Almost any content, including tables, figures, and data sets may be deposited and do not have to comply with the official Am Min style guidelines. (Although CIF guidelines are strictly enforced.) In general, deposit materials will appear exactly as the author prepared them. Since deposit material is supposed to last for a long time, using plain txt, PDF, Excel, or other "universal" format is advised; but any format is accepted. It would also be beneficial to your paper, if the metadata of the item included author(s) name(s), title of the paper, and other keyword information as possible.
An electronic copy of deposit/supplementary materials, figures, tables, CIFs, additional methods information, and even movies should be uploaded to the peer review system when you submit your paper. Contact the Editorial office regarding any questions or concerns about special format files or for transmitting the files by ftp.
In most cases, the Editorial office will add the "branding" needed to identify the published version of your article. However, it is very helpful and a "best practice" for authors to put at the top of the file last name, year of publication, and American Mineralogist. Authors with many deposits will be asked to do this in the production phase if they have not.
CIFs: These data have specific requirements and are vetted in peer review. See CIF guidelines.
If you deposit data related to your research in public data repositories, whether with your institution, Figshare, Dryad, or other, we will enable hyperlinks to that data if you provide an URL, especially if your funding requires that your data be deposited and linked. The format can be to simply embed this in the method's text, but it could also be treated as a reference and cited and listed as any reference. If another person's data is used, be sure to reference that in the References List, and call it out in the paper, basically as you would any citation (author(s), year, title, repository info/name, and the persistent link). The specific persistent link could be a DOI or any other format.
We encourage authors to do this; the community of science now and in the future may find the raw data or big data invaluable. Furthermore, think of your deposited data set, and our link to it, as a discovery tool for your paper. Finally, this should aid those of you with funding requirements that require linking of data to the published paper.

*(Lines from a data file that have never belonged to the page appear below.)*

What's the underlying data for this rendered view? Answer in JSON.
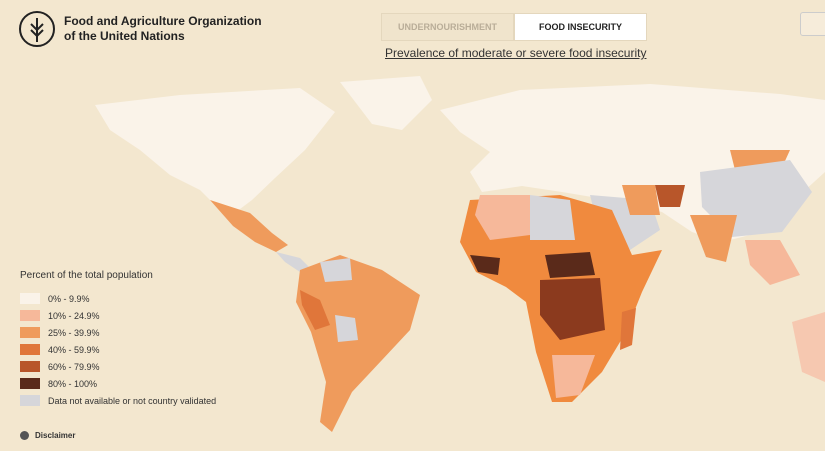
{
  "header": {
    "org_name": [
      "Food and Agriculture Organization",
      "of the United Nations"
    ]
  },
  "tabs": [
    {
      "label": "UNDERNOURISHMENT",
      "active": false
    },
    {
      "label": "FOOD INSECURITY",
      "active": true
    }
  ],
  "subtitle": "Prevalence of moderate or severe food insecurity",
  "legend": {
    "title": "Percent of the total population",
    "items": [
      {
        "label": "0% - 9.9%",
        "color": "#faf3e9"
      },
      {
        "label": "10% - 24.9%",
        "color": "#f6b89a"
      },
      {
        "label": "25% - 39.9%",
        "color": "#ef9b5c"
      },
      {
        "label": "40% - 59.9%",
        "color": "#e0763a"
      },
      {
        "label": "60% - 79.9%",
        "color": "#b8562a"
      },
      {
        "label": "80% - 100%",
        "color": "#5a2a1a"
      },
      {
        "label": "Data not available or not country validated",
        "color": "#d6d6da"
      }
    ]
  },
  "disclaimer": "Disclaimer"
}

Please consider making some Figures, Tables or even a portion of your paper "supplementary data", if you have a large paper (over 50 pages raw, counting each figure as 1 page). Very approximately, every 3 pages deposited reduces the final typeset version by 1 page. Evidence-based publishing indicates that shorter articles are more often read/cited than longer articles. And if your paper is Open Access, that reduces your APF; or your reprint costs for a regular paper. Of course MSA is interested in reducing costs; however, if the science needs the space then that is important to communicate to the editor.

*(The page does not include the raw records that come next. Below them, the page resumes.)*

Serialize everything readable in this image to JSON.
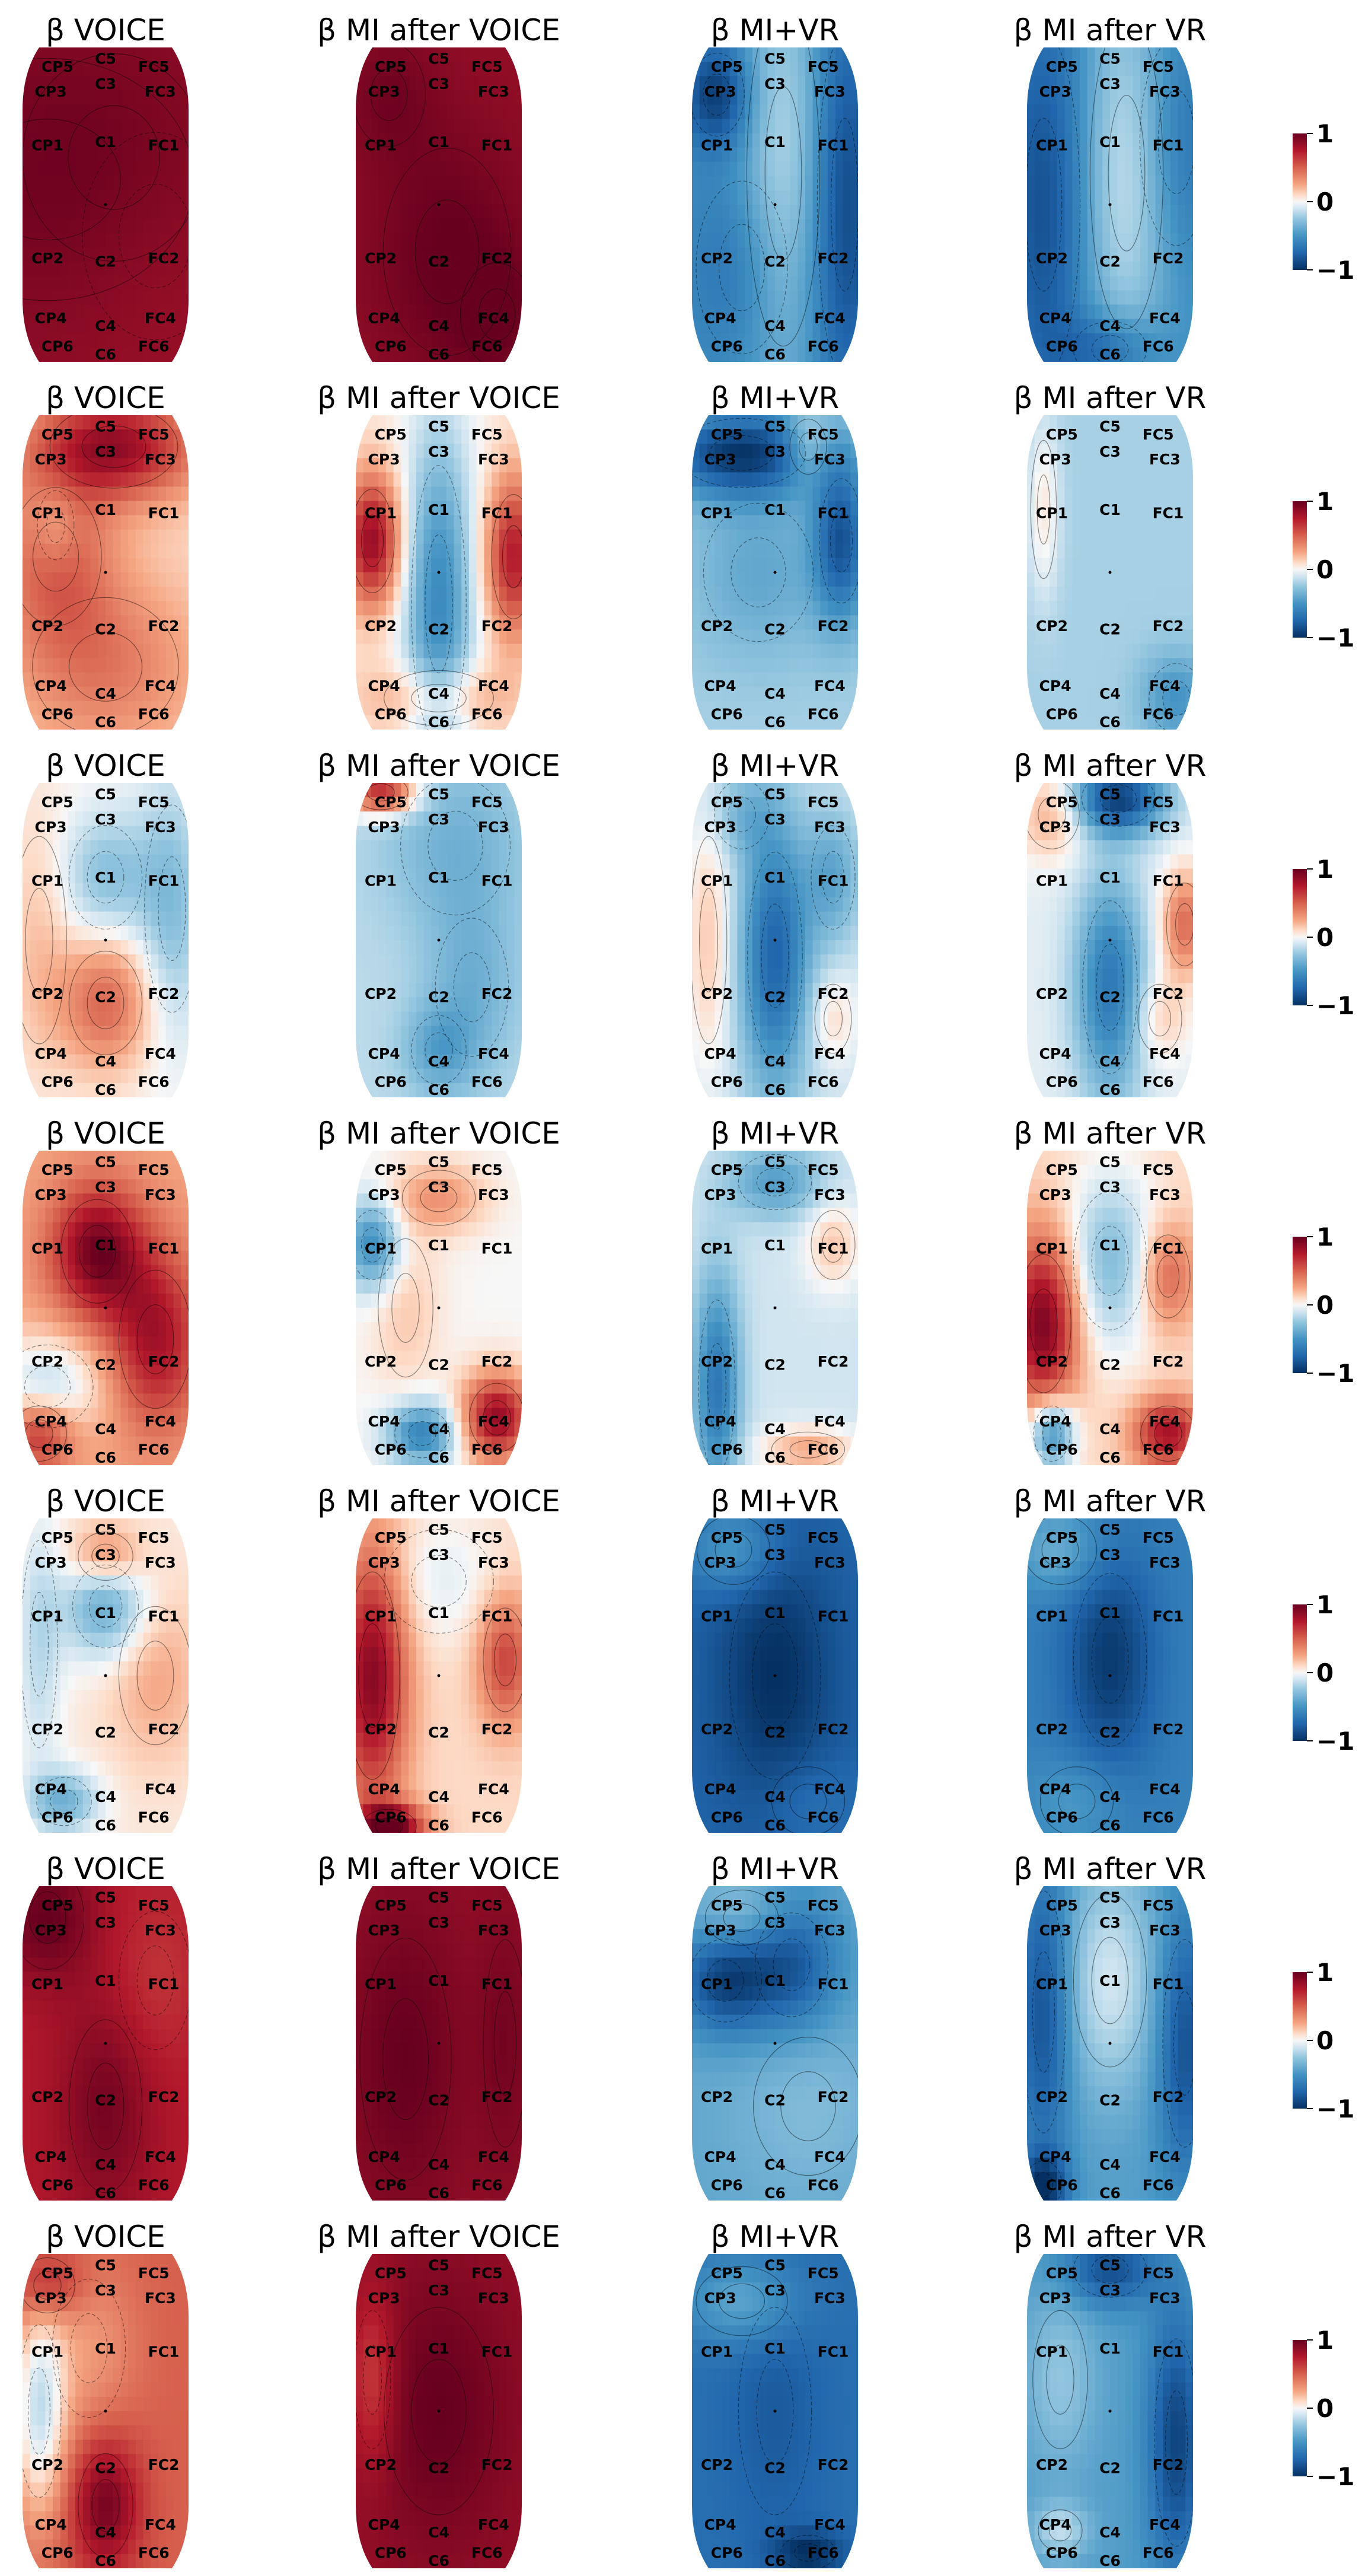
{
  "chart_data": {
    "type": "heatmap",
    "panel_titles": [
      "β VOICE",
      "β MI after VOICE",
      "β MI+VR",
      "β MI after VR"
    ],
    "rows": 7,
    "colorbar": {
      "colormap": "RdBu_r",
      "range": [
        -1,
        1
      ],
      "ticks": [
        "1",
        "0",
        "−1"
      ]
    },
    "electrodes": [
      {
        "label": "CP5",
        "u": 0.21,
        "v": 0.06
      },
      {
        "label": "C5",
        "u": 0.5,
        "v": 0.035
      },
      {
        "label": "FC5",
        "u": 0.79,
        "v": 0.06
      },
      {
        "label": "CP3",
        "u": 0.17,
        "v": 0.14
      },
      {
        "label": "C3",
        "u": 0.5,
        "v": 0.115
      },
      {
        "label": "FC3",
        "u": 0.83,
        "v": 0.14
      },
      {
        "label": "CP1",
        "u": 0.15,
        "v": 0.31
      },
      {
        "label": "C1",
        "u": 0.5,
        "v": 0.3
      },
      {
        "label": "FC1",
        "u": 0.85,
        "v": 0.31
      },
      {
        "label": "CP2",
        "u": 0.15,
        "v": 0.67
      },
      {
        "label": "C2",
        "u": 0.5,
        "v": 0.68
      },
      {
        "label": "FC2",
        "u": 0.85,
        "v": 0.67
      },
      {
        "label": "CP4",
        "u": 0.17,
        "v": 0.86
      },
      {
        "label": "C4",
        "u": 0.5,
        "v": 0.885
      },
      {
        "label": "FC4",
        "u": 0.83,
        "v": 0.86
      },
      {
        "label": "CP6",
        "u": 0.21,
        "v": 0.95
      },
      {
        "label": "C6",
        "u": 0.5,
        "v": 0.975
      },
      {
        "label": "FC6",
        "u": 0.79,
        "v": 0.95
      }
    ],
    "maps": [
      [
        {
          "base": 0.85,
          "blobs": [
            [
              0.15,
              0.42,
              0.8,
              0.35,
              0.1
            ],
            [
              0.55,
              0.35,
              0.5,
              0.3,
              0.05
            ],
            [
              0.8,
              0.6,
              0.4,
              0.3,
              -0.05
            ]
          ]
        },
        {
          "base": 0.85,
          "blobs": [
            [
              0.55,
              0.65,
              0.35,
              0.3,
              0.15
            ],
            [
              0.2,
              0.15,
              0.2,
              0.15,
              0.1
            ],
            [
              0.85,
              0.85,
              0.2,
              0.15,
              0.1
            ]
          ]
        },
        {
          "base": -0.5,
          "blobs": [
            [
              0.15,
              0.15,
              0.15,
              0.12,
              -0.45
            ],
            [
              0.55,
              0.4,
              0.2,
              0.5,
              0.35
            ],
            [
              0.92,
              0.5,
              0.15,
              0.5,
              -0.4
            ],
            [
              0.3,
              0.7,
              0.25,
              0.25,
              -0.2
            ]
          ]
        },
        {
          "base": -0.5,
          "blobs": [
            [
              0.1,
              0.5,
              0.2,
              0.5,
              -0.35
            ],
            [
              0.6,
              0.4,
              0.2,
              0.45,
              0.4
            ],
            [
              0.9,
              0.3,
              0.2,
              0.3,
              -0.2
            ],
            [
              0.5,
              0.96,
              0.2,
              0.08,
              -0.3
            ]
          ]
        }
      ],
      [
        {
          "base": 0.1,
          "blobs": [
            [
              0.55,
              0.1,
              0.35,
              0.12,
              0.75
            ],
            [
              0.2,
              0.45,
              0.25,
              0.2,
              0.4
            ],
            [
              0.5,
              0.8,
              0.4,
              0.2,
              0.3
            ],
            [
              0.2,
              0.35,
              0.1,
              0.1,
              -0.2
            ]
          ]
        },
        {
          "base": 0.05,
          "blobs": [
            [
              0.1,
              0.4,
              0.12,
              0.15,
              0.8
            ],
            [
              0.95,
              0.45,
              0.12,
              0.18,
              0.7
            ],
            [
              0.5,
              0.6,
              0.15,
              0.4,
              -0.6
            ],
            [
              0.5,
              0.9,
              0.3,
              0.08,
              0.3
            ]
          ]
        },
        {
          "base": -0.2,
          "blobs": [
            [
              0.3,
              0.12,
              0.35,
              0.1,
              -0.75
            ],
            [
              0.9,
              0.4,
              0.12,
              0.18,
              -0.6
            ],
            [
              0.4,
              0.5,
              0.3,
              0.2,
              -0.2
            ],
            [
              0.7,
              0.1,
              0.1,
              0.08,
              0.3
            ]
          ]
        },
        {
          "base": -0.2,
          "blobs": [
            [
              0.1,
              0.3,
              0.07,
              0.2,
              0.25
            ],
            [
              0.9,
              0.9,
              0.15,
              0.1,
              -0.3
            ]
          ]
        }
      ],
      [
        {
          "base": 0.02,
          "blobs": [
            [
              0.5,
              0.7,
              0.2,
              0.15,
              0.45
            ],
            [
              0.5,
              0.3,
              0.2,
              0.15,
              -0.3
            ],
            [
              0.9,
              0.4,
              0.15,
              0.3,
              -0.3
            ],
            [
              0.1,
              0.5,
              0.15,
              0.3,
              0.15
            ]
          ]
        },
        {
          "base": -0.15,
          "blobs": [
            [
              0.15,
              0.03,
              0.15,
              0.05,
              0.85
            ],
            [
              0.6,
              0.2,
              0.3,
              0.2,
              -0.2
            ],
            [
              0.7,
              0.65,
              0.2,
              0.2,
              -0.2
            ],
            [
              0.5,
              0.85,
              0.15,
              0.1,
              -0.25
            ]
          ]
        },
        {
          "base": -0.1,
          "blobs": [
            [
              0.5,
              0.55,
              0.15,
              0.3,
              -0.65
            ],
            [
              0.85,
              0.3,
              0.12,
              0.15,
              -0.3
            ],
            [
              0.1,
              0.5,
              0.1,
              0.3,
              0.25
            ],
            [
              0.3,
              0.1,
              0.15,
              0.1,
              -0.2
            ],
            [
              0.85,
              0.75,
              0.1,
              0.1,
              0.2
            ]
          ]
        },
        {
          "base": -0.05,
          "blobs": [
            [
              0.55,
              0.05,
              0.2,
              0.08,
              -0.85
            ],
            [
              0.5,
              0.65,
              0.15,
              0.25,
              -0.6
            ],
            [
              0.95,
              0.45,
              0.1,
              0.12,
              0.5
            ],
            [
              0.15,
              0.1,
              0.15,
              0.1,
              0.3
            ],
            [
              0.8,
              0.75,
              0.12,
              0.1,
              0.2
            ]
          ]
        }
      ],
      [
        {
          "base": 0.25,
          "blobs": [
            [
              0.45,
              0.32,
              0.2,
              0.15,
              0.7
            ],
            [
              0.8,
              0.6,
              0.2,
              0.2,
              0.55
            ],
            [
              0.15,
              0.75,
              0.25,
              0.12,
              -0.4
            ],
            [
              0.1,
              0.9,
              0.15,
              0.08,
              0.5
            ]
          ]
        },
        {
          "base": 0.0,
          "blobs": [
            [
              0.1,
              0.3,
              0.12,
              0.1,
              -0.55
            ],
            [
              0.85,
              0.85,
              0.15,
              0.1,
              0.85
            ],
            [
              0.4,
              0.9,
              0.15,
              0.07,
              -0.6
            ],
            [
              0.5,
              0.15,
              0.2,
              0.08,
              0.3
            ],
            [
              0.3,
              0.5,
              0.15,
              0.2,
              0.15
            ]
          ]
        },
        {
          "base": -0.1,
          "blobs": [
            [
              0.15,
              0.75,
              0.1,
              0.25,
              -0.55
            ],
            [
              0.5,
              0.1,
              0.2,
              0.08,
              -0.35
            ],
            [
              0.7,
              0.95,
              0.2,
              0.05,
              0.35
            ],
            [
              0.85,
              0.3,
              0.12,
              0.1,
              0.25
            ]
          ]
        },
        {
          "base": 0.1,
          "blobs": [
            [
              0.1,
              0.55,
              0.15,
              0.2,
              0.85
            ],
            [
              0.5,
              0.35,
              0.2,
              0.2,
              -0.4
            ],
            [
              0.15,
              0.9,
              0.1,
              0.08,
              -0.7
            ],
            [
              0.85,
              0.9,
              0.15,
              0.08,
              0.7
            ],
            [
              0.85,
              0.4,
              0.12,
              0.12,
              0.4
            ]
          ]
        }
      ],
      [
        {
          "base": 0.05,
          "blobs": [
            [
              0.5,
              0.28,
              0.18,
              0.12,
              -0.45
            ],
            [
              0.25,
              0.9,
              0.15,
              0.07,
              -0.4
            ],
            [
              0.5,
              0.12,
              0.15,
              0.07,
              0.35
            ],
            [
              0.8,
              0.5,
              0.2,
              0.2,
              0.2
            ],
            [
              0.1,
              0.4,
              0.1,
              0.3,
              -0.2
            ]
          ]
        },
        {
          "base": 0.1,
          "blobs": [
            [
              0.1,
              0.5,
              0.15,
              0.3,
              0.8
            ],
            [
              0.9,
              0.45,
              0.12,
              0.15,
              0.5
            ],
            [
              0.2,
              0.98,
              0.15,
              0.05,
              0.9
            ],
            [
              0.5,
              0.2,
              0.3,
              0.15,
              -0.15
            ]
          ]
        },
        {
          "base": -0.75,
          "blobs": [
            [
              0.5,
              0.5,
              0.25,
              0.3,
              -0.25
            ],
            [
              0.25,
              0.1,
              0.2,
              0.1,
              0.3
            ],
            [
              0.7,
              0.9,
              0.2,
              0.1,
              0.1
            ]
          ]
        },
        {
          "base": -0.6,
          "blobs": [
            [
              0.5,
              0.45,
              0.2,
              0.25,
              -0.35
            ],
            [
              0.2,
              0.1,
              0.2,
              0.1,
              0.25
            ],
            [
              0.3,
              0.9,
              0.2,
              0.1,
              0.15
            ]
          ]
        }
      ],
      [
        {
          "base": 0.75,
          "blobs": [
            [
              0.5,
              0.7,
              0.2,
              0.25,
              0.2
            ],
            [
              0.15,
              0.1,
              0.2,
              0.15,
              0.25
            ],
            [
              0.8,
              0.3,
              0.2,
              0.2,
              -0.1
            ]
          ]
        },
        {
          "base": 0.85,
          "blobs": [
            [
              0.3,
              0.55,
              0.25,
              0.35,
              0.15
            ],
            [
              0.9,
              0.5,
              0.12,
              0.3,
              0.1
            ]
          ]
        },
        {
          "base": -0.4,
          "blobs": [
            [
              0.2,
              0.3,
              0.2,
              0.12,
              -0.5
            ],
            [
              0.6,
              0.25,
              0.2,
              0.15,
              -0.4
            ],
            [
              0.3,
              0.1,
              0.2,
              0.08,
              0.2
            ],
            [
              0.7,
              0.7,
              0.3,
              0.2,
              0.1
            ]
          ]
        },
        {
          "base": -0.45,
          "blobs": [
            [
              0.1,
              0.4,
              0.12,
              0.35,
              -0.4
            ],
            [
              0.95,
              0.5,
              0.12,
              0.3,
              -0.4
            ],
            [
              0.5,
              0.3,
              0.2,
              0.25,
              0.35
            ],
            [
              0.1,
              0.95,
              0.1,
              0.07,
              -0.5
            ]
          ]
        }
      ],
      [
        {
          "base": 0.5,
          "blobs": [
            [
              0.1,
              0.5,
              0.12,
              0.25,
              -0.6
            ],
            [
              0.5,
              0.8,
              0.15,
              0.15,
              0.45
            ],
            [
              0.4,
              0.3,
              0.2,
              0.2,
              -0.2
            ],
            [
              0.15,
              0.1,
              0.15,
              0.08,
              0.3
            ]
          ]
        },
        {
          "base": 0.85,
          "blobs": [
            [
              0.5,
              0.5,
              0.3,
              0.3,
              0.15
            ],
            [
              0.1,
              0.4,
              0.1,
              0.2,
              -0.25
            ]
          ]
        },
        {
          "base": -0.7,
          "blobs": [
            [
              0.3,
              0.15,
              0.25,
              0.1,
              0.3
            ],
            [
              0.7,
              0.95,
              0.15,
              0.05,
              -0.3
            ],
            [
              0.5,
              0.5,
              0.2,
              0.3,
              -0.1
            ]
          ]
        },
        {
          "base": -0.45,
          "blobs": [
            [
              0.9,
              0.6,
              0.12,
              0.3,
              -0.45
            ],
            [
              0.5,
              0.05,
              0.2,
              0.08,
              -0.4
            ],
            [
              0.2,
              0.4,
              0.15,
              0.2,
              0.2
            ],
            [
              0.2,
              0.88,
              0.12,
              0.06,
              0.3
            ]
          ]
        }
      ]
    ]
  }
}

A common concern about deposit materials is that readers will not click the url or the url will break in future years or the paper will just be incomplete. To solve that consider depositing the material in Dryad, Figshare, etc. -- options at the bottom of this page although are many such services and you can use the one you wish. They will supply you with an DOI -- a digital object identifier -- and you let us know what that is and we embed that into the paper. Many advantages -- the DOI will always work, the material is linked to you and to the paper, the deposit material is not under embargo of any sort, it is typically free to all readers, it is another discovery tool for the paper. Let us know how this works for you so we can improve our information for authors.
Authors can supply us with DOIs for data if they wish, the data that is often requested by funders, etc. but isn't really a part of the paper.